China’s Nonferrous Metals Industry Association (CNIA) held the meeting yesterday with several of the major players in the domestic aluminium industry to debate measures the industry could take to help stabilize prices of the commodity. According to CNIA’s reporting arm Antaike, Aluminum Corp of China (Chalco), State Power Investment Corp, Hongqiao Group, Jiugang Group, Yunnan Aluminium, and Jinjiang Group were all reported to have sent representatives to the meeting. Although no formal announcements came as a result of the agreement, the referenced sources indicated that all six smelters were on board to cut production in the event that the price of aluminium falls below that level.
China has been coming under withering fire recently from governments and other major industry players for what they consider to be an unfair manipulation of the aluminium market. As recently as last week United States Secretary of the Treasury Jack Lew took the country to task at the opening of the latest round of the annual U.S.–China Strategic and Economic Dialogue (S&ED) for swamping the rest of the world with aluminium and steel in recent years.

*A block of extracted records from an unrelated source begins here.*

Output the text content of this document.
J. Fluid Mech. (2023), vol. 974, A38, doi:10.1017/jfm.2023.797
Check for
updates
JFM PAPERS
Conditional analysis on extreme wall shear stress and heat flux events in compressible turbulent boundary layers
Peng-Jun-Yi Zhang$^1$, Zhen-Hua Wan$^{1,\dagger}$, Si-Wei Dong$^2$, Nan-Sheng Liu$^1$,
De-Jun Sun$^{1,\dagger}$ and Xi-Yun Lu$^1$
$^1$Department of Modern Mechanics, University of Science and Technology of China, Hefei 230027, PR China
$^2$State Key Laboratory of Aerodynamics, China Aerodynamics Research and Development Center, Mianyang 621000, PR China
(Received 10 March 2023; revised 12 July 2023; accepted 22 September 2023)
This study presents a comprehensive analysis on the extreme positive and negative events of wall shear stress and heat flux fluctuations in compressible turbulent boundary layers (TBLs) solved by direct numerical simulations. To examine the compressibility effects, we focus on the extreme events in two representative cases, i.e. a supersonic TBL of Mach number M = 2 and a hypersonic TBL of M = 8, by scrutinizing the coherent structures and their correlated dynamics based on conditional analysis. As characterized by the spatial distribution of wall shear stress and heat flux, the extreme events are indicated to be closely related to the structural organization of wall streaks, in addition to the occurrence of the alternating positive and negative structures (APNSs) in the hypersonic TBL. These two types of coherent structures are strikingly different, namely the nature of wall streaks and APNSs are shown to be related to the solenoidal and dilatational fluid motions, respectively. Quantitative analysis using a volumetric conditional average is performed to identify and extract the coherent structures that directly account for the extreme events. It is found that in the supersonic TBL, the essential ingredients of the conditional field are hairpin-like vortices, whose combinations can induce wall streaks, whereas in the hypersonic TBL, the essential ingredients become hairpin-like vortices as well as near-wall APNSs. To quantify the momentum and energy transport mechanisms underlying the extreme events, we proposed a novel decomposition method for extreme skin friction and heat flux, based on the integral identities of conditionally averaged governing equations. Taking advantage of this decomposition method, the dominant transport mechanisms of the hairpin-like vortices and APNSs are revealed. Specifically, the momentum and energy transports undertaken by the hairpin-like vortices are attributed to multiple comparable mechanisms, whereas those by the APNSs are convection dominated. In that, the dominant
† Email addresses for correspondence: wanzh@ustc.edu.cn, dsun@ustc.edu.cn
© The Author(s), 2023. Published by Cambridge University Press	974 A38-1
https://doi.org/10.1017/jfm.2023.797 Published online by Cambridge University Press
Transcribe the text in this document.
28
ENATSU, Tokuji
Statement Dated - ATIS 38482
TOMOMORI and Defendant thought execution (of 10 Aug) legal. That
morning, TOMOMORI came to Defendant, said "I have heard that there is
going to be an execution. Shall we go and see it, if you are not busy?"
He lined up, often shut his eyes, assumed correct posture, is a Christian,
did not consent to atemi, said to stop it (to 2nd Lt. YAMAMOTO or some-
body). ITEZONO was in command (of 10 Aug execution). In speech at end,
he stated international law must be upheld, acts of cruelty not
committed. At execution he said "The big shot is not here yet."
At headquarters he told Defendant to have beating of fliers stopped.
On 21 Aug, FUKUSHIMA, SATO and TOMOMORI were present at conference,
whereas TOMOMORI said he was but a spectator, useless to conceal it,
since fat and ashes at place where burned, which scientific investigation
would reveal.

Last month Russian aluminium giant UC Rusal warned Chinese smelters of the dangers of restarting currently idle production, indicating that doing so would imperil global aluminium prices.
The Middle Kingdom has been largely reticent to restart capacity as well, keeping production numbers down for the first part of this year. Shanxi province announced last month that it is suspending approval of all new ferroalloy, aluminum and steel projects in 2016, and the latest released data shows that aluminium production has dropped by 461 thousand metric tons per month between December 2015 and February 2016.